Glioblastomas (World Health Organization (WHO) grade IV gliomas) can occur as primary tumours or be derived from grade II or III gliomas such as astrocytomas or oligodendrogliomas. Primary and secondary glioblastomas cannot be distinguished by histopathology, but research by Yan, Parsons and colleagues has shown a genetic basis for the categorization of these into two clinical subgroups.

The authors previously identified somatic mutations of isocitrate dehydrogenase 1 ( IDH1 ) at codon 132 (R132) that were relatively infrequent in primary glioblastomas but common in secondary glioblastomas. In this study, they analysed IDH1 mutations in a larger cohort of tumour samples (939) comprising 445 central nervous system (CNS) tumours and 494 non-CNS tumours. Somatic mutations at R132 were identified in 161 of the CNS tumours and none of the non-CNS tumours. No other mutations of IDH1 were found in R132 mutation-negative tumours, but nine mutations of the analogous R172 in the homologue IDH2 were identified. Interestingly, the IDH1 and IDH2 mutations were almost exclusively found in WHO grade II and III astrocytomas and oligodendrogliomas and glioblastomas derived from these lower-grade tumours, at a frequency of more than 70%. Furthermore, analyses of both low- and high-grade tumour samples from seven progressive gliomas revealed that all seven pairs had IDH1 mutations.
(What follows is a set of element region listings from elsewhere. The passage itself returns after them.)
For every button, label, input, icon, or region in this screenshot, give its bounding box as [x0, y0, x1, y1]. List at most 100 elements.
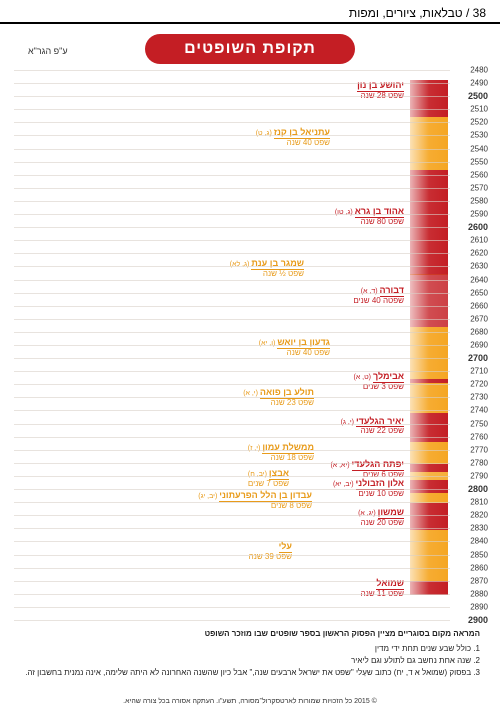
year-label: 2520 [470, 118, 488, 127]
year-label: 2580 [470, 196, 488, 205]
era-bar [410, 480, 448, 493]
gridline [14, 240, 450, 241]
year-label: 2620 [470, 249, 488, 258]
year-label: 2820 [470, 511, 488, 520]
gridline [14, 109, 450, 110]
gridline [14, 620, 450, 621]
gridline [14, 122, 450, 123]
source-note: ע"פ הגר"א [28, 46, 68, 56]
year-label: 2860 [470, 563, 488, 572]
judge-name: דבורה [380, 286, 404, 297]
copyright: © 2015 כל הזכויות שמורות לארטסקרול־מסורה… [0, 698, 500, 705]
gridline [14, 384, 450, 385]
year-label: 2720 [470, 380, 488, 389]
gridline [14, 188, 450, 189]
gridline [14, 476, 450, 477]
footnote-item: 2. שנה אחת נחשב גם לתולע וגם ליאיר [20, 655, 480, 667]
gridline [14, 96, 450, 97]
year-label: 2570 [470, 183, 488, 192]
year-label: 2490 [470, 79, 488, 88]
judge-duration: שפטה 40 שנים [353, 297, 404, 306]
verse-ref: (ט, א) [353, 374, 372, 381]
gridline [14, 83, 450, 84]
verse-ref: (יב, יג) [198, 493, 219, 500]
year-label: 2560 [470, 170, 488, 179]
year-label: 2630 [470, 262, 488, 271]
gridline [14, 450, 450, 451]
year-label: 2590 [470, 210, 488, 219]
judge-label: אהוד בן גרא (ג, טו)שפט 80 שנה [335, 207, 404, 227]
gridline [14, 345, 450, 346]
judge-label: יאיר הגלעדי (י, ג)שפט 22 שנה [341, 417, 404, 437]
year-label: 2530 [470, 131, 488, 140]
year-label: 2610 [470, 236, 488, 245]
judge-label: שמואלשפט 11 שנה [361, 579, 404, 599]
verse-ref: (י, א) [243, 390, 260, 397]
footnotes: המראה מקום בסוגריים מציין הפסוק הראשון ב… [0, 620, 500, 683]
gridline [14, 280, 450, 281]
page-number: 38 [473, 6, 486, 20]
year-label: 2540 [470, 144, 488, 153]
gridline [14, 135, 450, 136]
gridline [14, 397, 450, 398]
year-label: 2710 [470, 367, 488, 376]
year-label: 2870 [470, 576, 488, 585]
year-label: 2700 [468, 353, 488, 363]
gridline [14, 201, 450, 202]
judge-label: עתניאל בן קנז (ג, ט)שפט 40 שנה [256, 128, 330, 148]
verse-ref: (יב, יא) [333, 481, 356, 488]
gridline [14, 70, 450, 71]
year-label: 2480 [470, 66, 488, 75]
page-header: 38 / טבלאות, ציורים, ומפות [0, 0, 500, 24]
judge-duration: שפט 40 שנה [259, 349, 330, 358]
year-label: 2670 [470, 314, 488, 323]
judge-label: גדעון בן יואש (ו, יא)שפט 40 שנה [259, 338, 330, 358]
judge-duration: שפט 8 שנים [198, 502, 312, 511]
year-label: 2740 [470, 406, 488, 415]
judge-duration: שפט 80 שנה [335, 218, 404, 227]
judge-duration: שפט 40 שנה [256, 139, 330, 148]
year-label: 2500 [468, 91, 488, 101]
year-label: 2780 [470, 458, 488, 467]
year-label: 2790 [470, 471, 488, 480]
year-label: 2900 [468, 615, 488, 625]
judge-label: דבורה (ד, א)שפטה 40 שנים [353, 286, 404, 306]
chart-title: תקופת השופטים [145, 34, 355, 64]
gridline [14, 515, 450, 516]
year-label: 2890 [470, 602, 488, 611]
timeline-chart: 2480249025002510252025302540255025602570… [14, 70, 486, 620]
gridline [14, 437, 450, 438]
footnote-item: 1. כולל שבע שנים תחת ידי מדין [20, 643, 480, 655]
gridline [14, 568, 450, 569]
era-bar [410, 80, 448, 117]
year-label: 2830 [470, 524, 488, 533]
year-label: 2640 [470, 275, 488, 284]
judge-duration: שפט ½ שנה [230, 270, 304, 279]
gridline [14, 227, 450, 228]
year-label: 2660 [470, 301, 488, 310]
gridline [14, 489, 450, 490]
year-label: 2800 [468, 484, 488, 494]
judge-duration: שפט 20 שנה [358, 519, 404, 528]
gridline [14, 607, 450, 608]
footnote-item: 3. בפסוק (שמואל א ד, יח) כתוב שעֵלי "שפט… [20, 667, 480, 679]
era-bar [410, 170, 448, 275]
era-bar [410, 442, 448, 464]
judge-name: ממשלת עמון [262, 443, 314, 454]
judge-duration: שפט 22 שנה [341, 427, 404, 436]
footnote-list: 1. כולל שבע שנים תחת ידי מדין2. שנה אחת … [20, 643, 480, 679]
judge-label: שמגר בן ענת (ג, לא)שפט ½ שנה [230, 259, 304, 279]
judge-label: עלישפט 39 שנה [249, 542, 292, 562]
year-label: 2550 [470, 157, 488, 166]
gridline [14, 541, 450, 542]
gridline [14, 214, 450, 215]
judge-duration: שפט 10 שנים [333, 490, 404, 499]
gridline [14, 266, 450, 267]
judge-label: אבצן (יב, ח)שפט 7 שנים [248, 469, 289, 489]
year-label: 2750 [470, 419, 488, 428]
judge-label: עבדון בן הלל הפרעתוני (יב, יג)שפט 8 שנים [198, 491, 312, 511]
gridline [14, 581, 450, 582]
gridline [14, 162, 450, 163]
judge-duration: שפט 7 שנים [248, 480, 289, 489]
gridline [14, 410, 450, 411]
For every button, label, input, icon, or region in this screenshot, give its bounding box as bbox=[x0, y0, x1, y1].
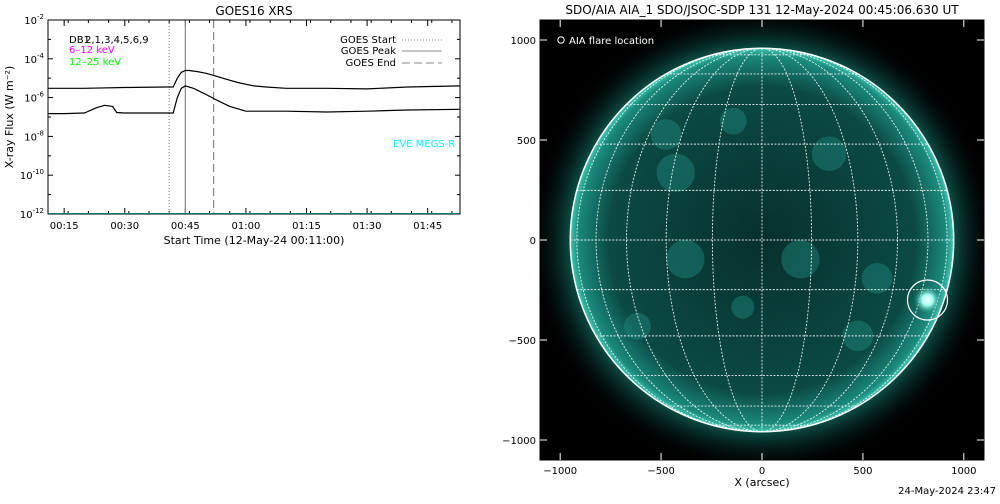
x-tick-label: −500 bbox=[647, 466, 674, 477]
longitude-line bbox=[761, 47, 929, 433]
legend-label-6-12kev: 6–12 keV bbox=[69, 45, 115, 56]
x-axis-label: Start Time (12-May-24 00:11:00) bbox=[164, 234, 345, 247]
flux-series bbox=[48, 69, 460, 214]
series-line-0 bbox=[48, 69, 460, 90]
x-tick-label: 00:30 bbox=[110, 221, 139, 232]
y-tick-label: 0 bbox=[530, 236, 536, 247]
x-tick-label: 00:15 bbox=[50, 221, 79, 232]
x-axis-ticks: −1000 −500 0 500 1000 bbox=[543, 20, 977, 477]
active-region bbox=[623, 312, 651, 340]
eve-megs-r-label: EVE MEGS-R bbox=[393, 139, 455, 150]
active-region bbox=[811, 136, 847, 171]
x-tick-label: 0 bbox=[759, 466, 765, 477]
x-tick-label: 500 bbox=[853, 466, 872, 477]
y-tick-label: 10-8 bbox=[24, 129, 44, 143]
x-tick-label: 1000 bbox=[951, 466, 976, 477]
active-region bbox=[666, 240, 705, 279]
flare-kernel bbox=[913, 286, 942, 314]
longitude-line bbox=[595, 47, 763, 433]
y-tick-label: 10-10 bbox=[20, 168, 44, 182]
legend-goes-end: GOES End bbox=[346, 58, 396, 69]
y-tick-label: −500 bbox=[509, 336, 536, 347]
aia-legend-label: AIA flare location bbox=[569, 36, 654, 47]
goes-xrs-chart: GOES16 XRS X-ray Flux (W m⁻²) Start Time… bbox=[3, 4, 461, 247]
y-tick-label: 10-6 bbox=[24, 91, 44, 105]
y-tick-label: 10-12 bbox=[20, 207, 44, 221]
y-tick-label: 10-4 bbox=[24, 52, 44, 66]
y-tick-label: 1000 bbox=[511, 36, 536, 47]
x-tick-label: 01:30 bbox=[353, 221, 382, 232]
y-axis-ticks: 10-2 10-4 10-6 10-8 10-10 10-12 bbox=[20, 13, 460, 221]
flare-location-circle bbox=[906, 279, 949, 321]
longitude-line bbox=[711, 47, 763, 433]
longitude-line bbox=[761, 47, 859, 433]
longitude-line bbox=[576, 47, 763, 433]
event-legend: GOES Start GOES Peak GOES End bbox=[340, 35, 442, 69]
longitude-line bbox=[626, 47, 763, 433]
x-tick-label: 01:00 bbox=[232, 221, 261, 232]
active-region bbox=[781, 240, 820, 279]
active-region bbox=[842, 320, 874, 352]
heliographic-grid bbox=[569, 47, 955, 433]
legend-goes-peak: GOES Peak bbox=[341, 46, 396, 57]
y-axis-ticks: 1000 500 0 −500 −1000 bbox=[502, 36, 984, 447]
longitude-line bbox=[761, 47, 813, 433]
x-tick-label: −1000 bbox=[543, 466, 577, 477]
active-region bbox=[656, 153, 695, 193]
longitude-line bbox=[665, 47, 763, 433]
active-region bbox=[719, 107, 747, 135]
legend-goes-start: GOES Start bbox=[340, 35, 396, 46]
active-region bbox=[650, 119, 682, 150]
x-tick-label: 00:45 bbox=[171, 221, 200, 232]
footer-timestamp: 24-May-2024 23:47 bbox=[898, 486, 996, 497]
longitude-line bbox=[761, 47, 898, 433]
chart-title: GOES16 XRS bbox=[215, 4, 292, 18]
y-tick-label: 10-2 bbox=[24, 13, 44, 27]
overlay-label-channels: 2,1,3,4,5,6,9 bbox=[85, 35, 149, 46]
y-tick-label: −1000 bbox=[502, 436, 536, 447]
series-line-1 bbox=[48, 85, 460, 115]
aia-title: SDO/AIA AIA_1 SDO/JSOC-SDP 131 12-May-20… bbox=[565, 3, 959, 17]
y-axis-label: X-ray Flux (W m⁻²) bbox=[3, 66, 16, 168]
active-regions bbox=[623, 107, 893, 352]
overlay-label-db: DB1 bbox=[69, 35, 90, 46]
legend-label-12-25kev: 12–25 keV bbox=[69, 57, 121, 68]
x-tick-label: 01:45 bbox=[413, 221, 442, 232]
legend-circle-icon bbox=[557, 36, 565, 44]
plot-frame bbox=[47, 19, 461, 215]
longitude-line bbox=[761, 47, 948, 433]
active-region bbox=[861, 263, 893, 294]
aia-x-axis-label: X (arcsec) bbox=[734, 476, 789, 489]
x-tick-label: 01:15 bbox=[292, 221, 321, 232]
event-markers bbox=[168, 20, 215, 214]
y-tick-label: 500 bbox=[517, 136, 536, 147]
active-region bbox=[731, 295, 755, 319]
aia-image-panel: SDO/AIA AIA_1 SDO/JSOC-SDP 131 12-May-20… bbox=[502, 3, 985, 489]
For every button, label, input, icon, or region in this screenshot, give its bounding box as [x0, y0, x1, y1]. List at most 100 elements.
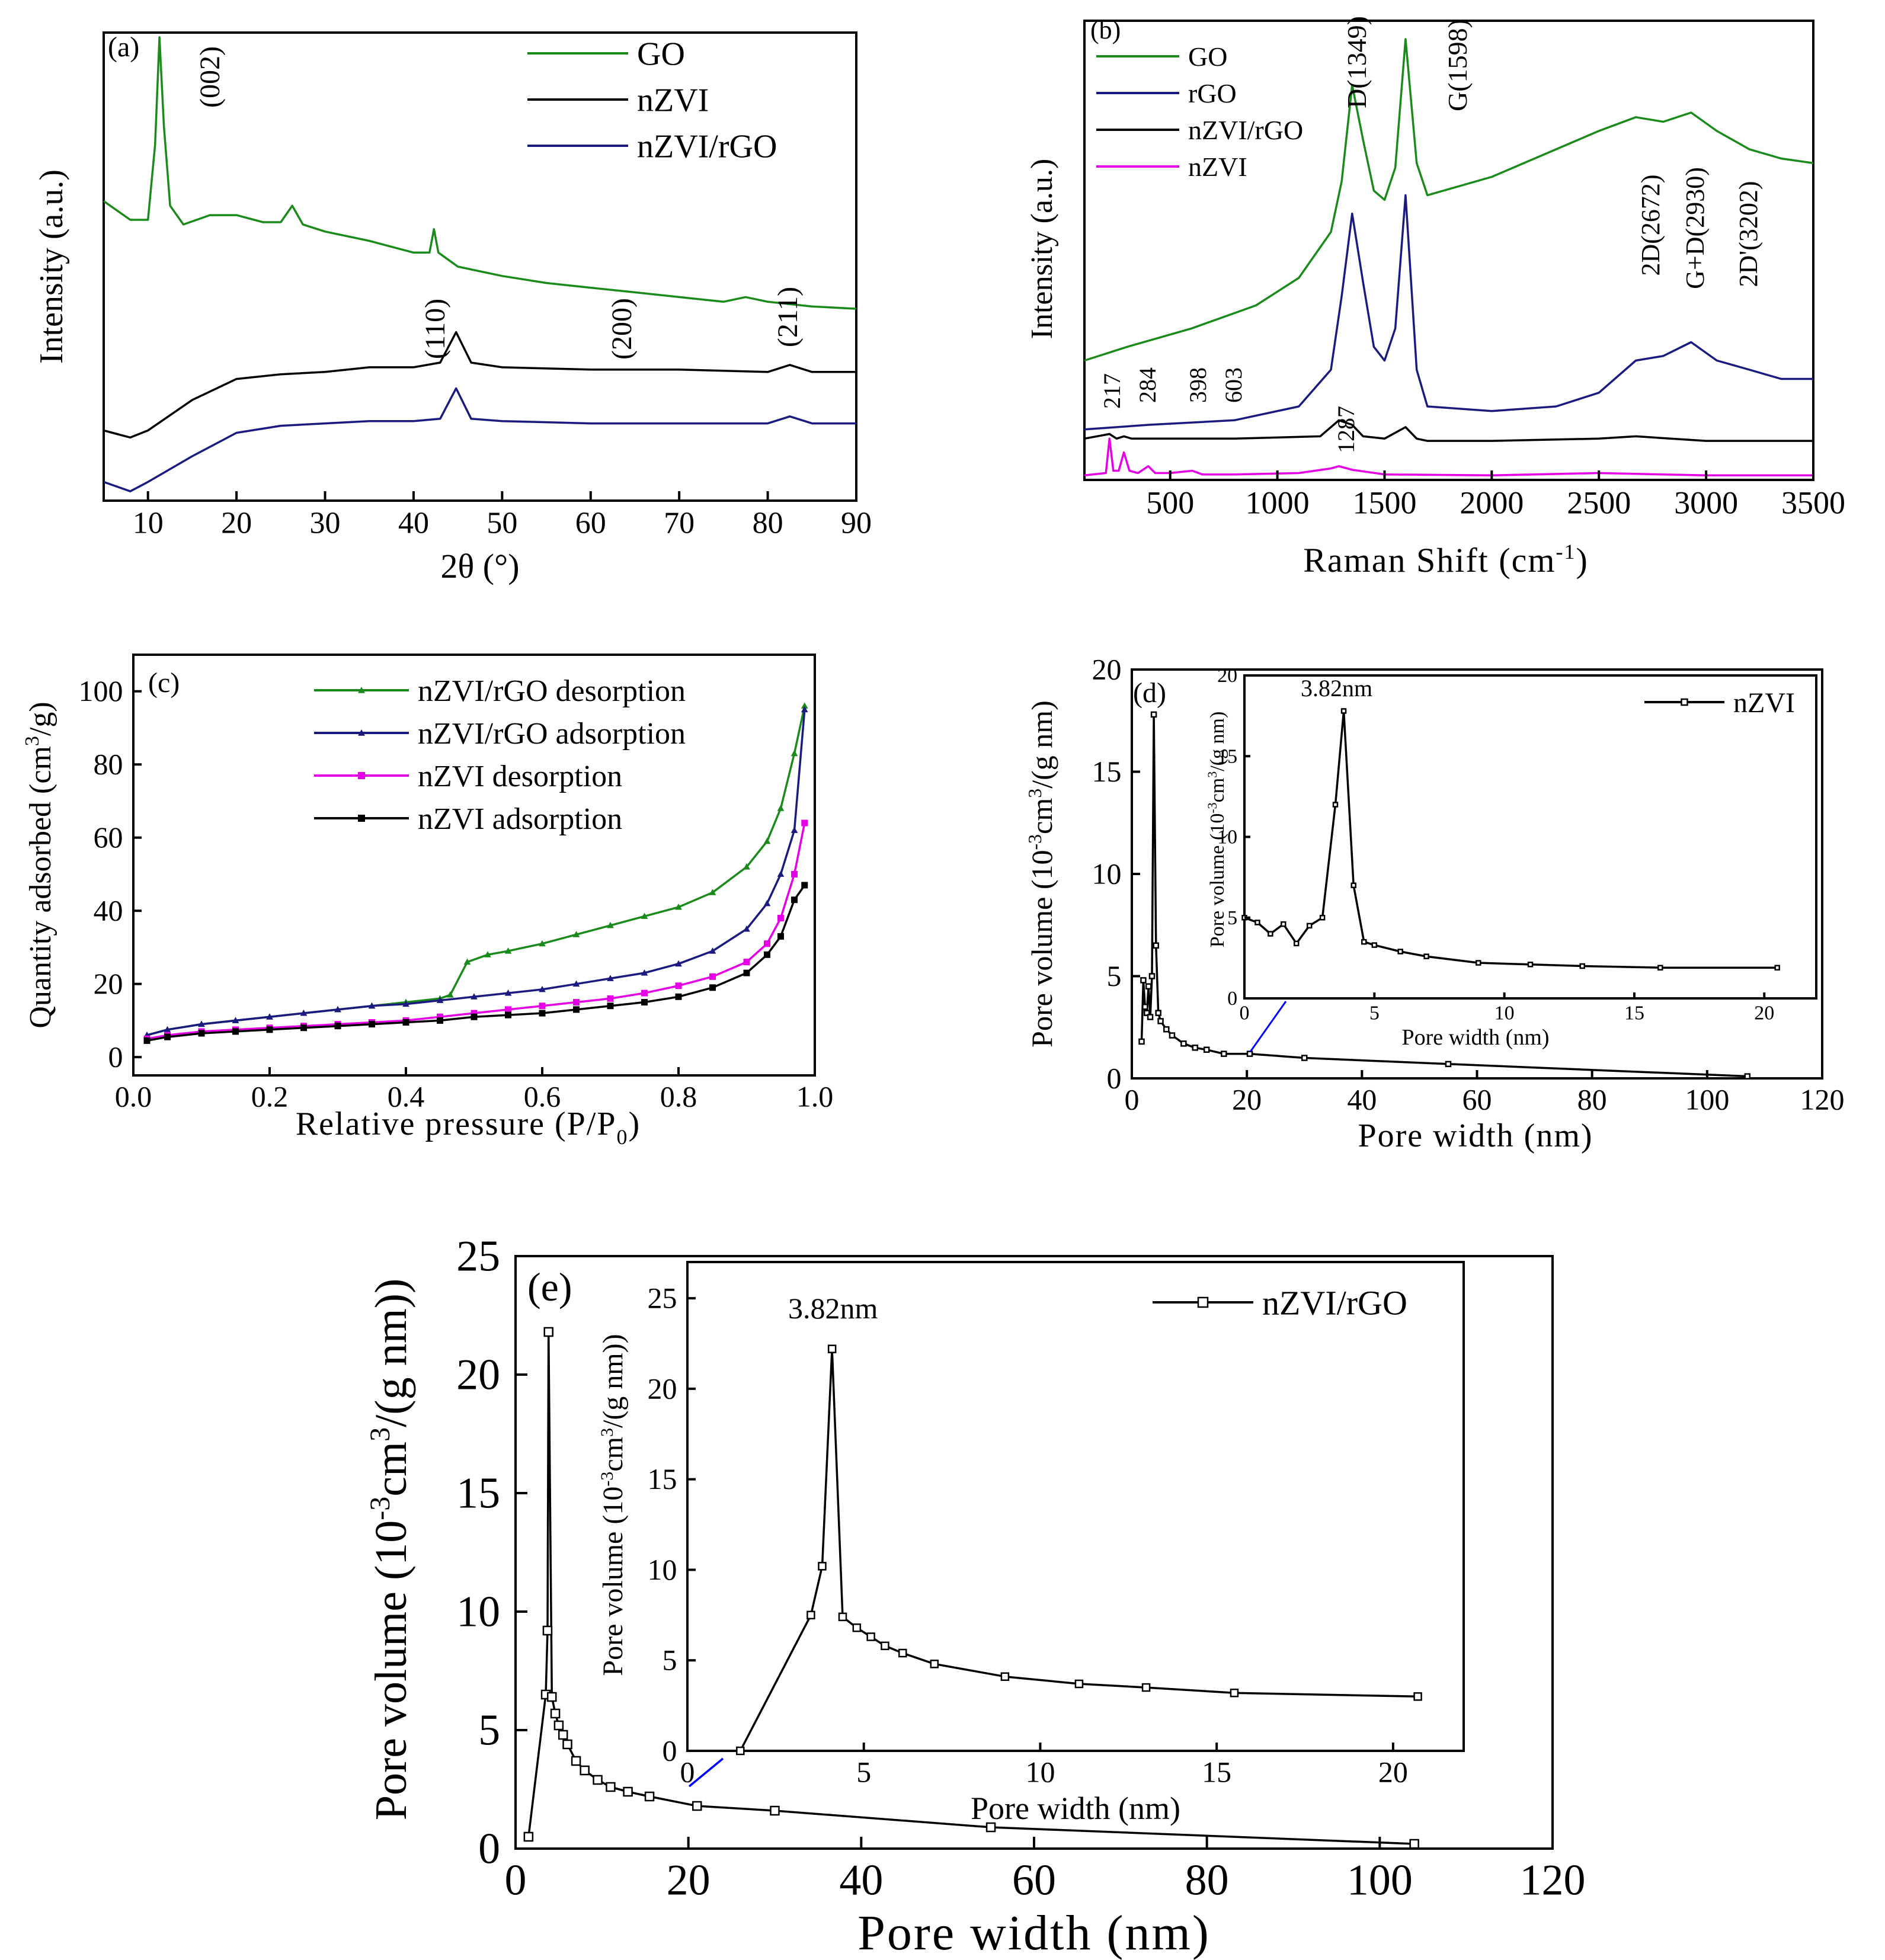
- panel-c-legend-marker: [358, 815, 365, 822]
- panel-e-y-tick-label: 0: [478, 1824, 500, 1873]
- panel-c-point: [641, 969, 648, 976]
- panel-d-inset-y-tick-label: 5: [1227, 907, 1237, 929]
- panel-c-legend-label: nZVI/rGO desorption: [418, 674, 686, 708]
- panel-e-inset-point: [866, 1632, 875, 1641]
- panel-e-point: [542, 1625, 553, 1636]
- panel-e-inset-x-tick-label: 10: [1025, 1756, 1055, 1789]
- panel-d-inset-line: [1244, 710, 1778, 969]
- panel-c-series-line: [146, 709, 806, 1036]
- panel-e-legend: nZVI/rGO: [1153, 1283, 1407, 1322]
- panel-d-y-tick-label: 15: [1092, 755, 1122, 788]
- panel-c-point: [743, 863, 750, 870]
- panel-d-point: [1192, 1045, 1199, 1051]
- panel-c-point: [300, 1024, 307, 1032]
- panel-d-y-ticks: 0 5 10 15 20: [1092, 653, 1140, 1095]
- panel-d-inset: 0 5 10 15 20 0 5 10 15 20 3.82nm Pore width (nm)…: [1205, 665, 1817, 1050]
- panel-d-inset-x-tick-label: 15: [1624, 1003, 1644, 1024]
- panel-d-point: [1140, 977, 1147, 984]
- panel-c-series: [143, 702, 808, 1044]
- panel-d-point: [1180, 1040, 1187, 1047]
- panel-e-inset-point: [736, 1746, 745, 1756]
- panel-e-inset-point: [838, 1612, 847, 1622]
- panel-d-point: [1142, 1004, 1148, 1010]
- panel-e-inset-series: [736, 1344, 1422, 1756]
- panel-d-plot-frame: [1131, 668, 1823, 1080]
- panel-a-xrd-chart: 10 20 30 40 50 60 70 80 90 (a) 2θ (°) Intensity …: [33, 31, 872, 585]
- panel-d-x-ticks: 0 20 40 60 80 100 120: [1125, 1070, 1845, 1116]
- panel-d-label: (d): [1133, 677, 1166, 709]
- panel-e-inset: 0 5 10 15 20 0 5 10 15 20 25 3.82nm Pore width (n…: [597, 1261, 1465, 1826]
- panel-c-legend-marker: [358, 772, 365, 779]
- panel-d-y-tick-label: 5: [1107, 959, 1122, 992]
- panel-c-point: [641, 989, 648, 997]
- panel-c-point: [763, 837, 771, 844]
- panel-c-point: [777, 870, 785, 877]
- panel-e-x-tick-label: 40: [839, 1856, 883, 1905]
- panel-d-x-tick-label: 100: [1685, 1083, 1729, 1116]
- panel-c-point: [266, 1026, 273, 1033]
- panel-c-point: [801, 882, 808, 889]
- panel-b-peak-284: 284: [1134, 367, 1161, 403]
- panel-a-series-line: [103, 331, 856, 439]
- panel-c-point: [437, 1017, 443, 1024]
- panel-d-point: [1301, 1055, 1308, 1061]
- panel-c-x-tick-label: 0.8: [660, 1080, 697, 1113]
- panel-e-inset-point: [1074, 1679, 1084, 1689]
- panel-d-inset-peak-label: 3.82nm: [1301, 675, 1372, 702]
- panel-e-inset-y-tick-label: 15: [648, 1462, 677, 1495]
- panel-c-point: [504, 947, 512, 954]
- panel-e-inset-x-ticks: 0 5 10 15 20: [680, 1743, 1408, 1789]
- panel-b-series-line: [1084, 419, 1813, 442]
- panel-d-x-axis-label: Pore width (nm): [1358, 1117, 1593, 1154]
- panel-c-point: [675, 993, 682, 1000]
- panel-a-legend-label: nZVI: [637, 82, 709, 119]
- panel-c-point: [369, 1021, 375, 1028]
- panel-c-point: [334, 1005, 341, 1013]
- panel-a-legend-label: GO: [637, 36, 685, 73]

The authors also confirmed and extended previous results indicating improved outcome and differences in age for patients carrying IDH1 R132 or IDH2 R172 mutations. Median overall survival was higher for patients with either glioblastomas (31 months for patients with IDH1 or IDH2 mutations versus 15 months for those without, p = 0.002) or anaplastic astrocytomas (65 months for patients with IDH1 or IDH2 mutations versus 20 months for those without, p < 0.001). In addition, patients with glioblastomas or anaplastic astrocytomas with mutated IDH1 or IDH2 were significantly younger than those with wild-type IDH1 or IDH2.

IDH1 and IDH2 convert isocitrate to α-ketoglutarate in the citric acid cycle (concommitantly reducing NADP+ to NADPH). IDH1 R132 and IDH2 R172 mutants expressed in an oligodendroglioma cell line had lower enzymatic activity (as shown by NADPH production) than the wild-type proteins. The arginine at 132 or 172 is involved in the regulation of these proteins. Although the authors found reduced enzymatic activity with mutation of this amino acid, it is possible that under physiological conditions they could be gain of function mutations and thus possible therapeutic targets.

These data help to explain the biological differences between primary glioblastomas and glioblastomas that have developed from WHO grade II or III gliomas. Furthermore, the fact that mutations in IDH1 and IDH2 were limited to a single amino acid should facilitate detection of these mutations for diagnostic purposes.